だが、霊能者という家系を認めず科学の道へと進んだ事も・・・・
「どのようにお考えですか?」
「先ほど説明した通りです。蒸発現象と人的要因により誘発された事故、ただ件数が多いだけです」
「私も、そう思いたい・・・」
「陣内警部補、心霊現象などあり得ません。この世界の全ては科学で証明できるのです」
複雑な表情をして2人の会話を見守る范。
「それにしても遅いな!」
いら立ち時計を見る神酒。
腕時計の針は17:45を差している。
「あいつはいつもそうだっ!」
憎々し気に言い放つ神酒。
更にしばらくして・・・
「皆、お揃いのようだな」
晶の声が聞こえ振り向くと、先ほどまでそこには誰も居なかった場所に晶が立っていた。
「17:55、遅刻寸前だな」
「いや、5分も前だ」
「18時前に待ってろと言ったのはお前だぞっ!」
「だから、18時の5分前だ」
「人と待ち合わせる時は最低でも15分前には到着して・・・」
「無駄な時間がそれほどあるとは、何とも羨ましい」
「貴様っ!」
「そんな格言に惑わされているから真実が見えんのだ!」
「格言じゃないっ! 常識でありマナーだっ!」
「天下の往来でそんな大声で叫ぶのは、常識やらマナーに反しないのか?」
「くっ!」
「まぁ、いい。それよりも・・・。始まるぞ!」
晶の手にはいつの間にか水晶の数珠が握られている。
「よく見ておけ。俗人どもっ!」
時計の針が18:00、丁度を差そうとしたその瞬間・・・
信号が変わり、車が動き出そうとする。
その交差点の中心部の空間が、僅かに歪んだように見えた。
(やはり、蒸発現象・・・)
誰もがそう思った瞬間、歪んだ空間の中心に黒い点が現れ瞬時に暗闇となって広がる。
「ノウマク・サンマンダバザラダン・カンッ!」
晶の口から不動明王小咒が発せられた。
広がろうとしていた暗闇が動きを止め、この世のものとは思えぬ絶叫を伴って吸い込まれるように消えて行く。
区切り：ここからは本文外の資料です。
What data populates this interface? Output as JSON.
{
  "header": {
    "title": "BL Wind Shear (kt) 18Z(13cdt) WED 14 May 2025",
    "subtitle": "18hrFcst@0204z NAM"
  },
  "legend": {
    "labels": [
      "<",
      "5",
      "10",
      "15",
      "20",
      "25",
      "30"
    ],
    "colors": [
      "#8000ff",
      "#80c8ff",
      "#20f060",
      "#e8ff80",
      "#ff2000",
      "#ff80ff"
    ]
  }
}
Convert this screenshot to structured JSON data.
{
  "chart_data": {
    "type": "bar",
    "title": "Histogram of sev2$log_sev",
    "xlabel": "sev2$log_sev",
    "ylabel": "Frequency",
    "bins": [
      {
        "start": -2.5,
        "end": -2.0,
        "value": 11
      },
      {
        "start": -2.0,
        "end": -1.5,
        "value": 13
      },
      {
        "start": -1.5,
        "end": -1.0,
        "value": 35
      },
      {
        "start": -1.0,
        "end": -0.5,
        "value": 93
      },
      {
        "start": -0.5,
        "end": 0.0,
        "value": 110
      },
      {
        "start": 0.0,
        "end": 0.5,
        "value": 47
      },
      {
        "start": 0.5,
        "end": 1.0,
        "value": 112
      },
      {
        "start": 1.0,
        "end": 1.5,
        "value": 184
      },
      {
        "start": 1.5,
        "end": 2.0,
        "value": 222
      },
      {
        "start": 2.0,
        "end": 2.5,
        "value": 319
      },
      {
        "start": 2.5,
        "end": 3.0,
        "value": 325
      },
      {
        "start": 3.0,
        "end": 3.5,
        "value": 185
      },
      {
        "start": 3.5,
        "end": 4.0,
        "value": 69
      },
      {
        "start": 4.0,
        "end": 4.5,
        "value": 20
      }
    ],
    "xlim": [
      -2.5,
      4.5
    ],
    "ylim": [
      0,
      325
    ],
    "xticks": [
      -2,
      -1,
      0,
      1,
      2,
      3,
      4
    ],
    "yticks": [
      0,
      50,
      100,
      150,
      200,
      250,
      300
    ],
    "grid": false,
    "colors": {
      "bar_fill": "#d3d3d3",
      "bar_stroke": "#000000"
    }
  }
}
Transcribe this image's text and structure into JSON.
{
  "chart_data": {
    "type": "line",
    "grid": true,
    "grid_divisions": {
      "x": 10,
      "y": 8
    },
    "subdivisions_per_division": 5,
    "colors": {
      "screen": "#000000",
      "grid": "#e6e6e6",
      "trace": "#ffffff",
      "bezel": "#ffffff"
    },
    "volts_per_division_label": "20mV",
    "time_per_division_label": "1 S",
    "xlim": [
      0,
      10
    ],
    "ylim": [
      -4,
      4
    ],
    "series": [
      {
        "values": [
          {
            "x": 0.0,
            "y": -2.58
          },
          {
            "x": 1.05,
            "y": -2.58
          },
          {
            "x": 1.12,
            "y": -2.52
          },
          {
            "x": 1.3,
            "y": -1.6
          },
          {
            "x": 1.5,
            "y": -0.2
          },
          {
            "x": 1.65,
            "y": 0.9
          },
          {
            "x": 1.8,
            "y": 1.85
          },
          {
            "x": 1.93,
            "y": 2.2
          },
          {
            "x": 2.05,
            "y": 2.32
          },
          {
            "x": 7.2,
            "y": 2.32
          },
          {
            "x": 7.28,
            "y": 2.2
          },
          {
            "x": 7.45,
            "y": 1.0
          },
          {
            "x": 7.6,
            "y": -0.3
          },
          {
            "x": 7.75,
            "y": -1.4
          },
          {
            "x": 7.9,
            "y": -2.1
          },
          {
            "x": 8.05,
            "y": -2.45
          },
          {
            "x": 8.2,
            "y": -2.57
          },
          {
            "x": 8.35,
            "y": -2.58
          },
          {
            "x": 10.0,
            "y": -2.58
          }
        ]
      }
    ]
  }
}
ウォオォォォォッ、アァッアァァァァ、ギャアァァァァッ
ガッシャーン!
交差点に進入していた自動車2台とバイクが衝突した。
ハッと我に返る隼人達。
「早く、救助と安全確保をっ!」
晶の声に警察官達が走り出す。
「大丈夫ですか?」
「こちらの方を急いで病院へっ!」
遅れて救急隊員達もストレッチャーを押して駆けつけて来る。
「怪我人だけ・・・」
隼人が思わず呟いた。
この交差点での事故は全員が即死状態だった事を思い出す。
「怪我人だけで済んだ事を喜ぶのも不謹慎だと思うが?」
不敵な笑みを浮かべる晶。
「不動院さん・・・。あれは?」
隼人が尋ねているのは、一瞬現れ瞬時に消えた暗闇の事である。
「あれは・・・。黄泉路だ」
「黄泉路?」
黄泉路とは、黄泉の国へと繋がっていると言われている道の事である。
黄泉の国(死者の国)は、簡易的にあの世という呼ばれ方もしている。
古来より現世とあの世とは死んだ者だけが通っていける一方通行であるが、時としてその理を破ろうとするものが現れる。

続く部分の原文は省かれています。